Due to the lack of data regarding the promoter strength of P35S and P27kD in maize endosperm, we designed two sets of hpSBEIIRNA constructs promoted by P35S or P27kD. The expression data presented in Supplemental Fig. S1a indicate that in developing maize endosperm, the P27kD::hpRNA constructs suppressed ZmSBEII expression much more strongly than P35S, and P27kD::hpRNA lines exhibited higher ACs (up to 55.89 %) than the P35S lines (up to 46.83 %). In addition, P27kD::hpRNA lines exhibited normal plant morphology, whereas plant height was slightly lower in the P35S lines than in the WT. These results suggest that the P27kD::hpRNA constructs were more efficient at inducing ZmSBEII genes silencing in endosperm. Similar cases were previously reported that the embryo-specific promoters were better in embryo (Schmidt and Herman 2008; Schmidt et al. 2011).

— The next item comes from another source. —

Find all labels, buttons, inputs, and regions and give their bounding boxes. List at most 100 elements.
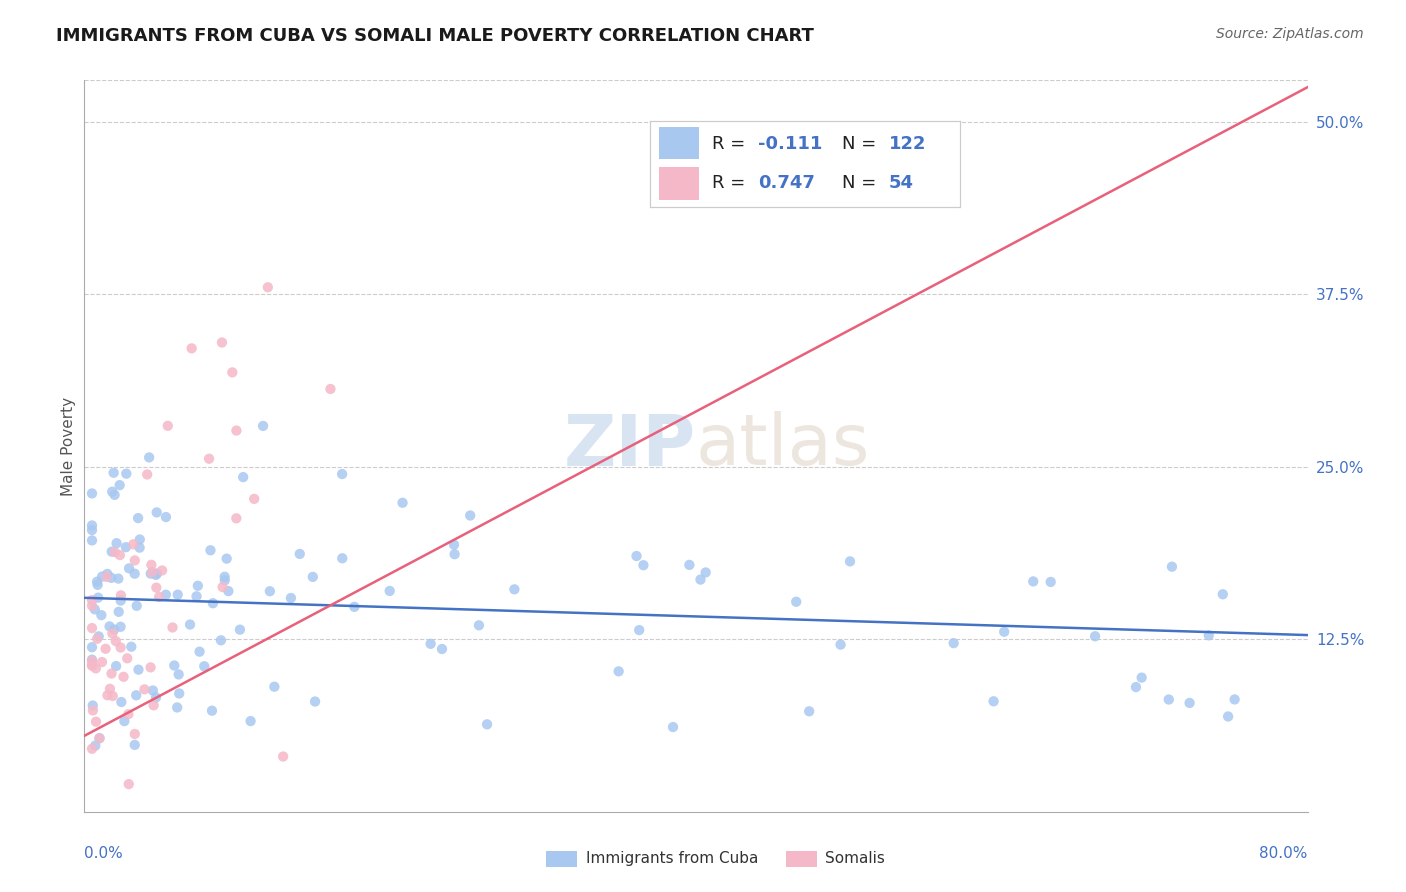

In conclusion, we successfully applied RNAi technology to increase amylose content in maize endosperm and obtained stably inherited transgenic maize lines with ACs of up to 55.89 %, mimicking the high AC trait of ae mutant. In an earlier report (Garwood et al. 1976), seven independently occurring ae maize alleles (named B1, B2, i1, i2, M1, M2, and Ref) were backcrossed into W64A and W23 inbred lines to produce high-amylose corns, but collapsed kernel, lackluster endosperm, and about 20 % decrease in yield appeared. The elite inbred line Chang7-2 in this paper had superiority in combining ability and fine kernel characteristics and had been extensively used in conventional breeding in China. In our study, the Chang7-2 SBEIIRNAi transgenic maize plants showed relatively normal kernel morphology and just slight decrease in starch content and yield. We speculated that the activity of SBEIIb were not completely knocked out in the endosperm of transgenic lines and residuary SBEIIb would maintain amylopectin synthesis at a low level in kernels; while in ae mutant, ZmSEBIIb expression could not be detected (Gao et al. 1997). Although the AC needs to be increased further, these new SBEIIRNAi maize germplasm lines could be used in high-amylose variety breeding. By using RNAi technology we could directly obtain high-amylose germplasm from the elite inbred line. In developing the various SBEIIRNAi lines of maize, pFGC5941-P27kD::2ac-2bt-bar structure was ascertained to be the most efficient hpSBEIIRNA construct for inhibiting amylopectin synthesis.